A cryptographic hash function is an algorithm that takes an arbitrary block of data and returns a fixed-size bit string, hash value, such that an (accidental or intentional) change to the data will (with very high probability) change the hash value. The data to be encoded is often called the “message,” and the hash value is sometimes called the message digest. The ideal cryptographic hash function must have the following significant properties:

  1. It is easy to compute the hash value for any given message.
  2. It is infeasible to generate a message that has a given hash.
  3. It is infeasible to modify a message without changing the hash.
  4. It is infeasible to find two different messages with the same hash.

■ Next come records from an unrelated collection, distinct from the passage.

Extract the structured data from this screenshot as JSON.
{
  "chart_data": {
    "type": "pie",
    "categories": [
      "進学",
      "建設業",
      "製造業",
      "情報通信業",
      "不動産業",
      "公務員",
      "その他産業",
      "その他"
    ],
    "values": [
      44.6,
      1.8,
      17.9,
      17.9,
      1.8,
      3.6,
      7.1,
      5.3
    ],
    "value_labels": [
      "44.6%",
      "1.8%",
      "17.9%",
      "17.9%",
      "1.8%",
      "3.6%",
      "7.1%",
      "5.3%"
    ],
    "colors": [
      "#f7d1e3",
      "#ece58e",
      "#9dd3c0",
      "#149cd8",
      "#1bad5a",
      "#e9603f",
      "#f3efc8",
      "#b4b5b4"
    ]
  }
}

The Postal Service cryptographic hash standard is SHA-2 or SHA 256. Older algorithms (e.g., SHA 1) maintained by commercial products and applications used and developed by the Postal Service may continue to be supported since they may be required to validate digital signatures executed in the past and to decrypt objects encrypted in the past using the older algorithms and key sizes. These cases must show acceptable effort of migration to standard algorithms as identified in this policy and receive an exception waiver by the CISO. In addition it is recommended that:

  1. A Salt value is always used with your hash. This is especially important if the sensitive data to be protected is short like a password, social security number, or a payment card number.
  2. Always use a Strong Salt value when creating a credential hash. A Salt is a fixed-length cryptographically-strong random value. Follow these practices to properly implement credential-specific salts:
    1. Generate a unique salt upon creation of each stored credential (not only per user or systemwide).
    2. Use cryptographically-strong random data.
    3. As storage permits, use a 32-byte or 64-byte salt.
  3. The Salt value should be protected as any other cryptographic value.